Le président José Antonio Kast a présenté ses critères d'évaluation de la discipline au sein de sa coalition au pouvoir, soulignant que les différences politiques internes entre les partis de la coalition ne devraient pas entraver les progrès législatifs ou la capacité du gouvernement à promulguer son agenda. Cette déclaration intervient au milieu d'inquiétudes croissantes concernant les priorités divergentes émergentes au sein du bloc officiel, y compris le soutien à des initiatives telles que la campagne "Escucha su corazón", la pression pour accorder des pardons au personnel militaire reconnu coupable de crimes et les efforts pour abolir l'Institut national des droits de l'homme (INDH).
Dans une longue interview accordée à Tele13 Radio, Kast a reconnu que les opinions divergentes sont inévitables, mais a souligné que la mesure clé de l'unité réside dans les résultats législatifs.
Les commentaires du président font suite aux récentes discussions publiques sur l'influence de factions spécifiques au sein de sa coalition, en particulier le Parti républicain, dont les initiatives sont de plus en plus en concurrence avec les priorités du gouvernement depuis l'approbation de la méga-réforme.
Selon une analyse récente d'Unholster, qui a examiné 210 votes divisés à la Chambre des députés, il existe un niveau notable d'accord entre les factions officielles et le gouvernement, suggérant que malgré le discours public, la coopération législative reste robuste.

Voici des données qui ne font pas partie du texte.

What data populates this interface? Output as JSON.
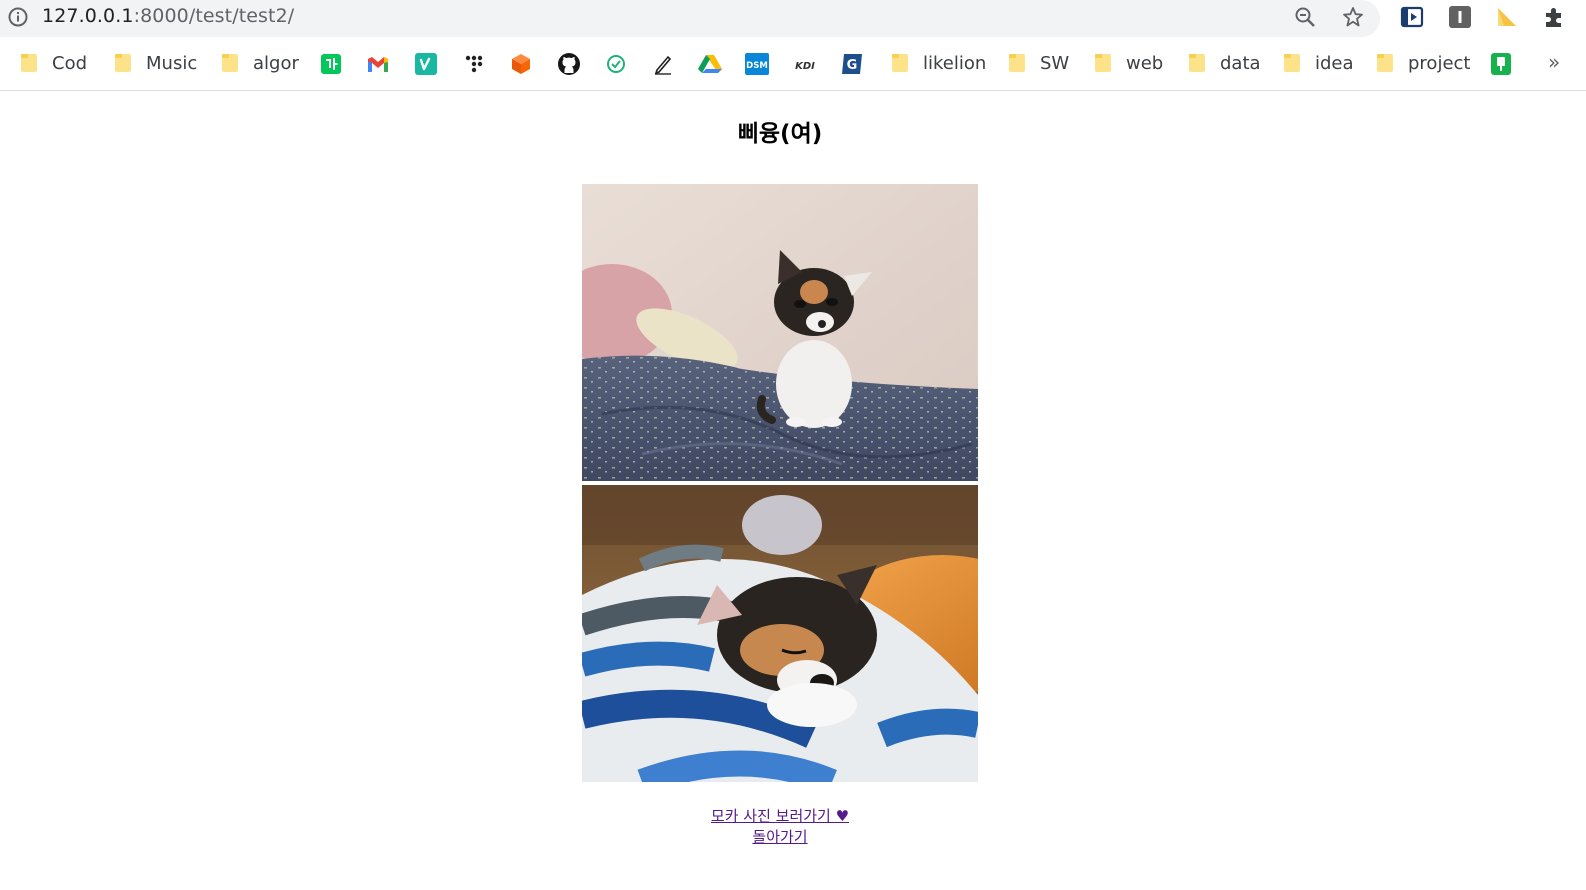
{
  "browser": {
    "url_host": "127.0.0.1",
    "url_path": ":8000/test/test2/",
    "bookmarks": {
      "cod": "Cod",
      "music": "Music",
      "algor": "algor",
      "likelion": "likelion",
      "sw": "SW",
      "web": "web",
      "data": "data",
      "idea": "idea",
      "project": "project",
      "overflow": "»"
    }
  },
  "page": {
    "title": "삐융(여)",
    "photos": [
      {
        "subject": "calico kitten sitting on a blue blanket"
      },
      {
        "subject": "calico kitten sleeping on a blue plaid blanket"
      }
    ],
    "links": {
      "moka": "모카 사진 보러가기 ♥",
      "back": "돌아가기"
    },
    "link_color": "#551a8b"
  }
}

Lorsqu'on leur a demandé comment le gouvernement avait géré la situation d'urgence déclarée dans plusieurs régions du pays, 42% des répondants ont estimé que l'approche était incorrecte, tandis que 35% l'ont considérée comme correcte et 23% ont exprimé leur incertitude.
Entre mars et août de cette année, la perception que le Chili est en régression est passée de 31% à 47%, tandis que ceux qui croient que le pays maintient le statu quo sont passés de 41% à 33%. La croyance que le pays avance est passée de 28% à 20%. En comparant ces chiffres avec la même période de la première année du mandat de l'ancien président Gabriel Boric, la perception de régression est passée de 45% à 53%, tandis que ceux qui pensaient que le pays restait stable sont passés de 41% à 31%. Pendant ce temps, la croyance que le pays progresse est passée de 14% à 16%.

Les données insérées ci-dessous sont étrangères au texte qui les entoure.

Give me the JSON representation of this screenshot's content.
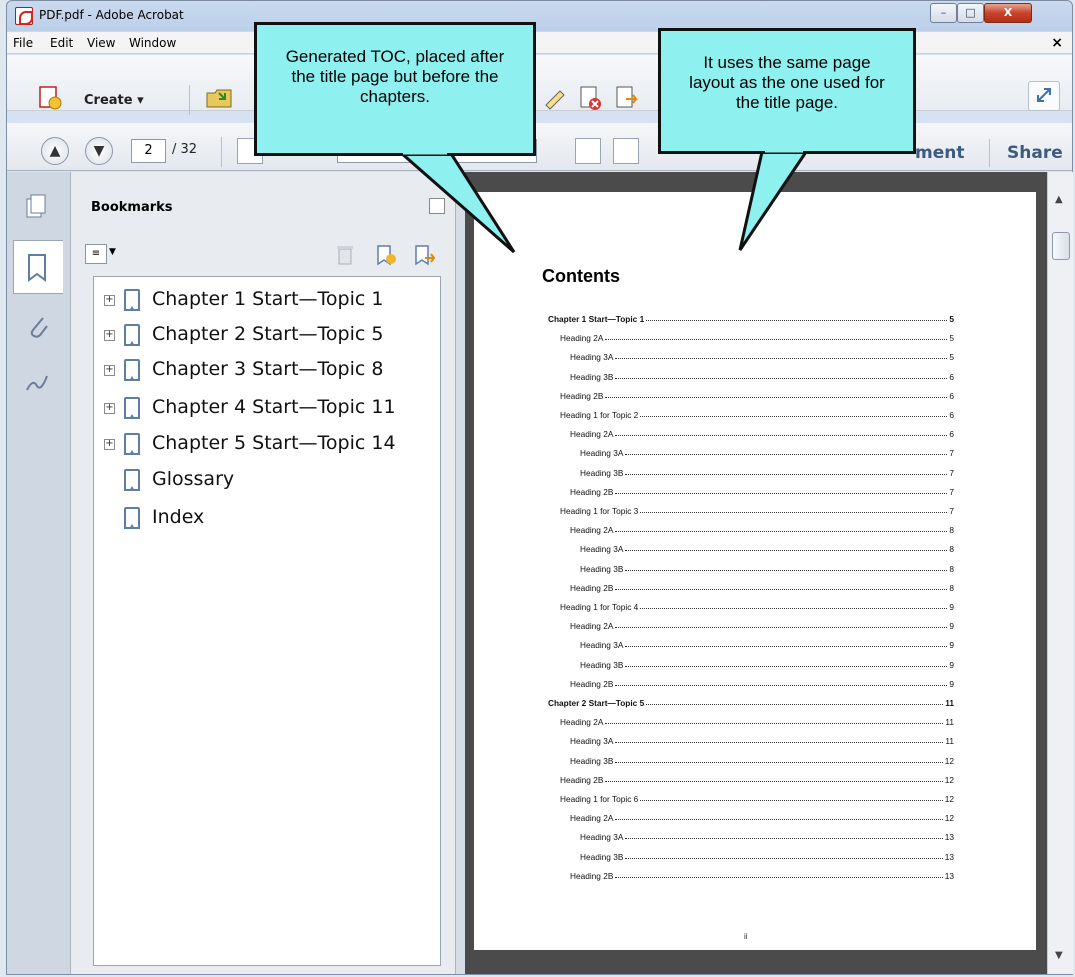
{
  "window": {
    "title": "PDF.pdf - Adobe Acrobat",
    "controls": [
      "–",
      "□",
      "X"
    ]
  },
  "menubar": {
    "items": [
      "File",
      "Edit",
      "View",
      "Window"
    ],
    "close": "×"
  },
  "toolbar": {
    "create_label": "Create ▾"
  },
  "navigation": {
    "current_page": "2",
    "total_pages": "/ 32",
    "comment_label": "ment",
    "share_label": "Share"
  },
  "bookmarks_panel": {
    "title": "Bookmarks",
    "items": [
      {
        "label": "Chapter 1 Start—Topic 1",
        "expandable": true
      },
      {
        "label": "Chapter 2 Start—Topic 5",
        "expandable": true
      },
      {
        "label": "Chapter 3 Start—Topic 8",
        "expandable": true
      },
      {
        "label": "Chapter 4 Start—Topic 11",
        "expandable": true
      },
      {
        "label": "Chapter 5 Start—Topic 14",
        "expandable": true
      },
      {
        "label": "Glossary",
        "expandable": false
      },
      {
        "label": "Index",
        "expandable": false
      }
    ]
  },
  "document": {
    "toc_title": "Contents",
    "entries": [
      {
        "text": "Chapter 1 Start—Topic 1",
        "page": "5",
        "level": 0,
        "bold": true
      },
      {
        "text": "Heading 2A",
        "page": "5",
        "level": 1
      },
      {
        "text": "Heading 3A",
        "page": "5",
        "level": 2
      },
      {
        "text": "Heading 3B",
        "page": "6",
        "level": 2
      },
      {
        "text": "Heading 2B",
        "page": "6",
        "level": 1
      },
      {
        "text": "Heading 1 for Topic 2",
        "page": "6",
        "level": 1
      },
      {
        "text": "Heading 2A",
        "page": "6",
        "level": 2
      },
      {
        "text": "Heading 3A",
        "page": "7",
        "level": 3
      },
      {
        "text": "Heading 3B",
        "page": "7",
        "level": 3
      },
      {
        "text": "Heading 2B",
        "page": "7",
        "level": 2
      },
      {
        "text": "Heading 1 for Topic 3",
        "page": "7",
        "level": 1
      },
      {
        "text": "Heading 2A",
        "page": "8",
        "level": 2
      },
      {
        "text": "Heading 3A",
        "page": "8",
        "level": 3
      },
      {
        "text": "Heading 3B",
        "page": "8",
        "level": 3
      },
      {
        "text": "Heading 2B",
        "page": "8",
        "level": 2
      },
      {
        "text": "Heading 1 for Topic 4",
        "page": "9",
        "level": 1
      },
      {
        "text": "Heading 2A",
        "page": "9",
        "level": 2
      },
      {
        "text": "Heading 3A",
        "page": "9",
        "level": 3
      },
      {
        "text": "Heading 3B",
        "page": "9",
        "level": 3
      },
      {
        "text": "Heading 2B",
        "page": "9",
        "level": 2
      },
      {
        "text": "Chapter 2 Start—Topic 5",
        "page": "11",
        "level": 0,
        "bold": true
      },
      {
        "text": "Heading 2A",
        "page": "11",
        "level": 1
      },
      {
        "text": "Heading 3A",
        "page": "11",
        "level": 2
      },
      {
        "text": "Heading 3B",
        "page": "12",
        "level": 2
      },
      {
        "text": "Heading 2B",
        "page": "12",
        "level": 1
      },
      {
        "text": "Heading 1 for Topic 6",
        "page": "12",
        "level": 1
      },
      {
        "text": "Heading 2A",
        "page": "12",
        "level": 2
      },
      {
        "text": "Heading 3A",
        "page": "13",
        "level": 3
      },
      {
        "text": "Heading 3B",
        "page": "13",
        "level": 3
      },
      {
        "text": "Heading 2B",
        "page": "13",
        "level": 2
      }
    ],
    "footer": "ii"
  },
  "callouts": [
    {
      "text": "Generated TOC, placed after the title page but before the chapters."
    },
    {
      "text": "It uses the same page layout as the one used for the title page."
    }
  ],
  "colors": {
    "callout_fill": "#8ef0ef",
    "doc_background": "#4b4b4b",
    "accent_text": "#3d5a82"
  }
}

En ce qui concerne les émotions associées à l'année en cours, l'espoir, auparavant l'émotion principale avec 53%, a chuté à 36%, soit une baisse de 17 points de pourcentage. La peur est devenue la deuxième émotion la plus mentionnée, augmentant de quatre points par rapport à février pour atteindre 26%. La tristesse a augmenté de manière significative de 5% à 17% au cours de la même période. Les attentes économiques pour les six prochains mois se sont aggravées par rapport à mars. La proportion de personnes s'attendant à une amélioration de l'économie est passée de 41% à 22%, tandis que celles qui anticipent une aggravation de la situation économique sont passées de 23% à 42%.
En mars, 38 pour cent des répondants s'attendaient à une amélioration de leur situation familiale en six mois, chiffre qui est tombé à 26 pour cent en août. Inversement, ceux qui prévoyaient une détérioration ont augmenté de 18 pour cent à 28 pour cent. Les attentes concernant le marché du travail restent largement négatives. Quarante pour cent pensent que les chances de trouver ou d'améliorer l'emploi seront pires qu'aujourd'hui, contre 21 pour cent qui s'attendent à une amélioration. Ces chiffres étaient respectivement de 23 pour cent et 33 pour cent en mars.

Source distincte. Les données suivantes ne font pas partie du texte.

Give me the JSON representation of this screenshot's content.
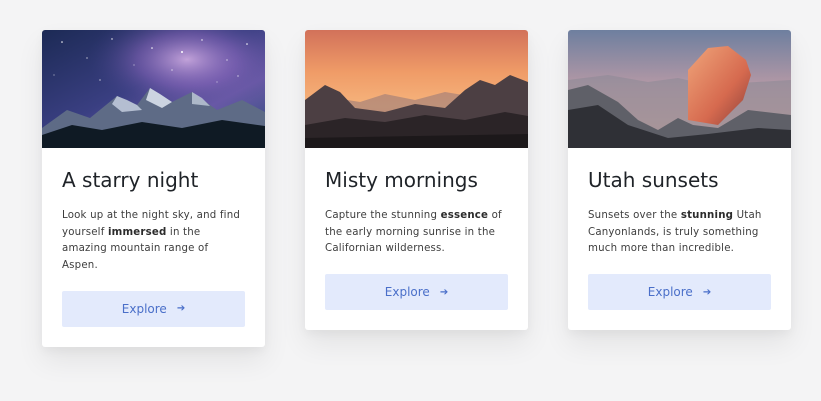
{
  "cards": [
    {
      "title": "A starry night",
      "text_parts": [
        "Look up at the night sky, and find yourself ",
        "immersed",
        " in the amazing mountain range of Aspen."
      ],
      "button_label": "Explore",
      "image": "starry-night-mountains"
    },
    {
      "title": "Misty mornings",
      "text_parts": [
        "Capture the stunning ",
        "essence",
        " of the early morning sunrise in the Californian wilderness."
      ],
      "button_label": "Explore",
      "image": "misty-sunrise-mountains"
    },
    {
      "title": "Utah sunsets",
      "text_parts": [
        "Sunsets over the ",
        "stunning",
        " Utah Canyonlands, is truly something much more than incredible."
      ],
      "button_label": "Explore",
      "image": "half-dome-sunset"
    }
  ],
  "icons": {
    "button_arrow": "arrow-right-icon"
  }
}
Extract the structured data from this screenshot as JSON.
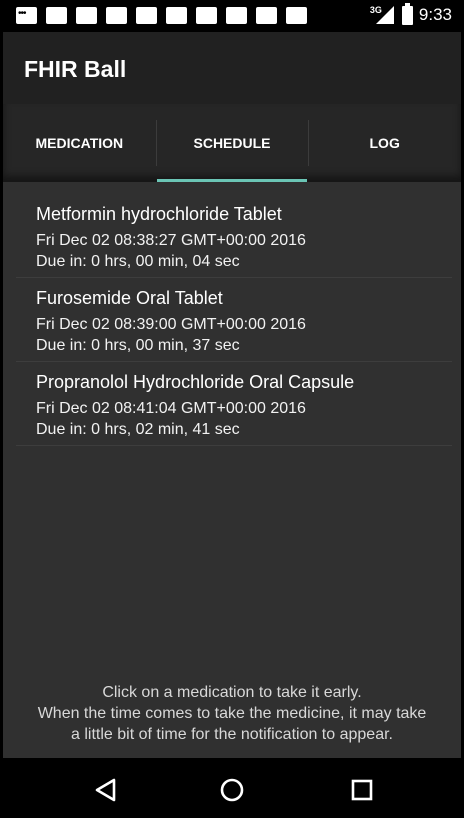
{
  "status_bar": {
    "network": "3G",
    "time": "9:33"
  },
  "app": {
    "title": "FHIR Ball"
  },
  "tabs": [
    {
      "label": "MEDICATION",
      "active": false
    },
    {
      "label": "SCHEDULE",
      "active": true
    },
    {
      "label": "LOG",
      "active": false
    }
  ],
  "schedule": [
    {
      "name": "Metformin hydrochloride Tablet",
      "time": "Fri Dec 02 08:38:27 GMT+00:00 2016",
      "due": "Due in: 0 hrs, 00 min, 04 sec"
    },
    {
      "name": "Furosemide Oral Tablet",
      "time": "Fri Dec 02 08:39:00 GMT+00:00 2016",
      "due": "Due in: 0 hrs, 00 min, 37 sec"
    },
    {
      "name": "Propranolol Hydrochloride Oral Capsule",
      "time": "Fri Dec 02 08:41:04 GMT+00:00 2016",
      "due": "Due in: 0 hrs, 02 min, 41 sec"
    }
  ],
  "hint": {
    "line1": "Click on a medication to take it early.",
    "line2": "When the time comes to take the medicine, it may take",
    "line3": "a little bit of time for the notification to appear."
  },
  "colors": {
    "accent": "#6bc5b5",
    "app_bar": "#212121",
    "background": "#303030"
  }
}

L'opinion publique sur la méga-réforme reste divisée, avec 37% la considérant comme plus négative pour le pays, 33% la considérant comme plus positive et 30% incertaine. En ce qui concerne la loi sur la reconstruction, 48% pensent qu'elle profite principalement aux grandes entreprises et aux personnes à revenu élevé, tandis que 33% pensent qu'elle vise à créer des emplois pour la population en général, et 19% ne trouvent aucune des deux opinions convaincante.
Alors que ses affiliations et associations passées suscitent des inquiétudes, ses actions actuelles en tant que président suggèrent une trajectoire différente. Son administration a maintenu des normes démocratiques comparables à celles de l'ancien président Gabriel Boric, qui a été étiqueté de manière similaire comme ultra-droite. Cependant, Kast doit s'assurer que ses décisions s'alignent sur les principes républicains, en particulier en ce qui concerne les pouvoirs de l'État, les relations internationales et les droits de l'homme.
L'efficacité de ces mesures dépendra de la mise en œuvre par le ministère de la Sécurité et de l'impact plus large sur la perception du public et la stabilité nationale.